It varies for my games, whether playing or running. If characters have overlapping backstory, I'll allow the fixer who calls the first ask them whether or not they know anyone who can do what the second guy does. Otherwise, always remember that the fixer is a fixer because he has a network of contacts. Every character should have some sort of contact; that's the route that the character gets sent to the meet, the fixer calling someone who suggests they call the character's contact, who calls the character and says, 'if you wanna make some money, be at Bluto's Bar on Berkley Bend at 9 PM tonight. Ask for Aaron.' It all comes from the same fixer, but it appears to be indirect, which is the point.
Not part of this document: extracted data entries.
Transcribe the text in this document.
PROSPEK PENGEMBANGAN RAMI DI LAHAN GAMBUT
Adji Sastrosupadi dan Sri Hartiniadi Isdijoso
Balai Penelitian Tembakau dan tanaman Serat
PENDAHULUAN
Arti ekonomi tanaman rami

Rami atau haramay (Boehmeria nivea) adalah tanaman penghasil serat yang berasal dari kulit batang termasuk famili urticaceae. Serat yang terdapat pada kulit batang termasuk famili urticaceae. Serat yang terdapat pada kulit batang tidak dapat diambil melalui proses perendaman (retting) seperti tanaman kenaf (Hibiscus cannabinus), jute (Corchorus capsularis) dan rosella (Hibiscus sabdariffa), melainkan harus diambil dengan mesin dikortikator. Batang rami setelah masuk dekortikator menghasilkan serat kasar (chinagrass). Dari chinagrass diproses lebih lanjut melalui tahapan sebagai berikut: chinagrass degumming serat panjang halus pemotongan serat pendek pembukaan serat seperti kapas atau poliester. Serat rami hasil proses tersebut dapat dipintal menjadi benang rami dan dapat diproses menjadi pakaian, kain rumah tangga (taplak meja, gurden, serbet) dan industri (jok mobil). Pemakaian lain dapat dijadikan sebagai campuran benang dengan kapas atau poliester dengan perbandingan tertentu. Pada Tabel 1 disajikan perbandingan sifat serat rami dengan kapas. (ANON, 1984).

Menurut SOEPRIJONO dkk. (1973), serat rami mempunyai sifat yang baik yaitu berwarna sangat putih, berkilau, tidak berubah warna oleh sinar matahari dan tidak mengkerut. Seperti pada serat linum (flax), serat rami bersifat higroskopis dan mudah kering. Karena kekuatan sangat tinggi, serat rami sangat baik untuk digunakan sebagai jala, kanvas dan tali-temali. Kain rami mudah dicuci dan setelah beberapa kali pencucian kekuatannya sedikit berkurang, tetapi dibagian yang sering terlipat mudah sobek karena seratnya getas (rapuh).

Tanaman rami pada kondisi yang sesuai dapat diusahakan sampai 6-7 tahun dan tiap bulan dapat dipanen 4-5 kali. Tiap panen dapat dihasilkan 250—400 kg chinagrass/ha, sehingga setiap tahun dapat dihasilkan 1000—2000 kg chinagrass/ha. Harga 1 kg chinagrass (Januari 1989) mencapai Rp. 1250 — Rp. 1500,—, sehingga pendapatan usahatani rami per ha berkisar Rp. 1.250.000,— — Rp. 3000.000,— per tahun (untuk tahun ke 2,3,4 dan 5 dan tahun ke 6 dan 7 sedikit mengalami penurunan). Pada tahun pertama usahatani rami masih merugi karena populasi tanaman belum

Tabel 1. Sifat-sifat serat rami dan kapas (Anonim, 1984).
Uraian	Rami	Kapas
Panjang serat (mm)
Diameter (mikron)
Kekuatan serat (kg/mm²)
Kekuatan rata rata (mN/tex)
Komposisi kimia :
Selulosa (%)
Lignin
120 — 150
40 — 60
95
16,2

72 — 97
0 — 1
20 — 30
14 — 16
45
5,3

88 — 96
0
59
Another good way to do it is what was used in one of the Season 1 missions - the one where they're in the park, being guards for a fixer's meeting. Each fixer proposes someone (i.e. the PCs) in order to basically make sure that a) the meet is secure and b) they aren't screwed over by the other guys. Afterwards, well, PCs being what they are, they exchange contact information and 'hey, I got a Johnson on the line, and I need some of your kind of back-up. You in?'
Alternately - and this is one of my favorite ways to do it - everyone makes four or five different characters, essentially one of each sort of 'type' - combat, magic, matrix, social, vehicle. Those characters essentially make up their own small 'network' of associated runners, and depending on what the run needs and the player(s) want to play, they pull out a different character. The unplayed characters get some amount of karma/cash - 80%, for example - in order to keep up with the others, but there's a lot of flexibility with this sort of 'stable'.